Ее лицо побелело, а глаза, наоборот, стали черными — так страшно расширились зрачки, и теперь вокруг них голубело лишь тонкое колечко радужки.
— Элли, — Даниэль взял ее руки в меховых рукавичках, осторожно сжал. — Я правда тебя люблю.
На ее лице мелькнуло отчаяние. Она рванулась, оставив рукавички в его пальцах.

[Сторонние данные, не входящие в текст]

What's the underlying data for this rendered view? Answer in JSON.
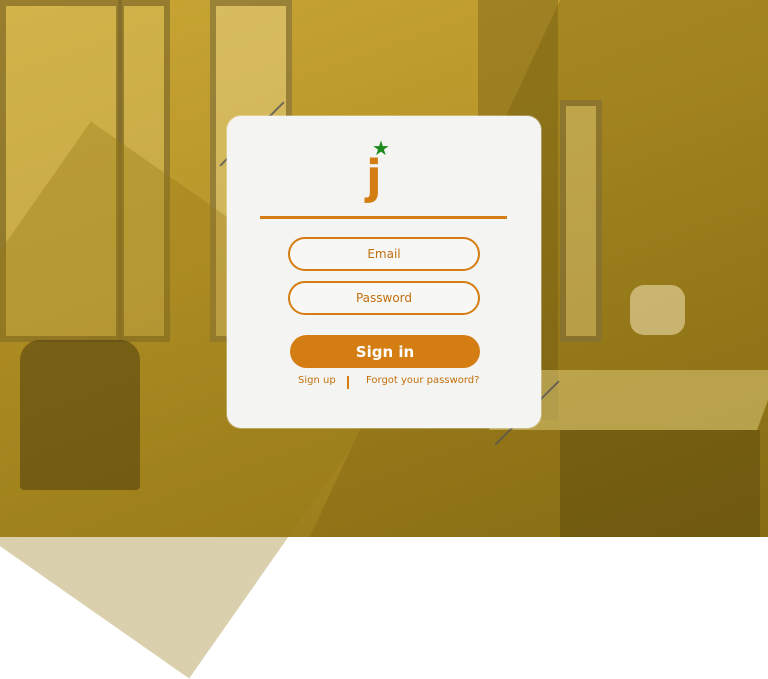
{
  "brand": {
    "logo_letter": "j",
    "logo_star": "★",
    "accent": "#d47d12",
    "star_color": "#1c8a1c"
  },
  "form": {
    "email_placeholder": "Email",
    "password_placeholder": "Password",
    "submit_label": "Sign in"
  },
  "links": {
    "signup": "Sign up",
    "forgot": "Forgot your password?"
  }
}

— Дани, я… — у Элисии задрожали губы. — Наверно, ты и впрямь не знаешь… Я была… была в прислужницах у колдуна, — вымолвила она через силу.
Даниэль помолчал, осмысливая сказанное. Это было совсем не то, что он предполагал, — хотя, по большому счету, нисколько не меняло дела.
Он улыбнулся.
— Понимаю. Тебе наскучило прислуживать колдуну, и ты сбежала. Отлично! Хозяйничать в доме лорсиного пастуха гораздо проще и не в пример веселее. Согласна?
Элисия не приняла его тон. В глазах по-прежнему читалось страдание.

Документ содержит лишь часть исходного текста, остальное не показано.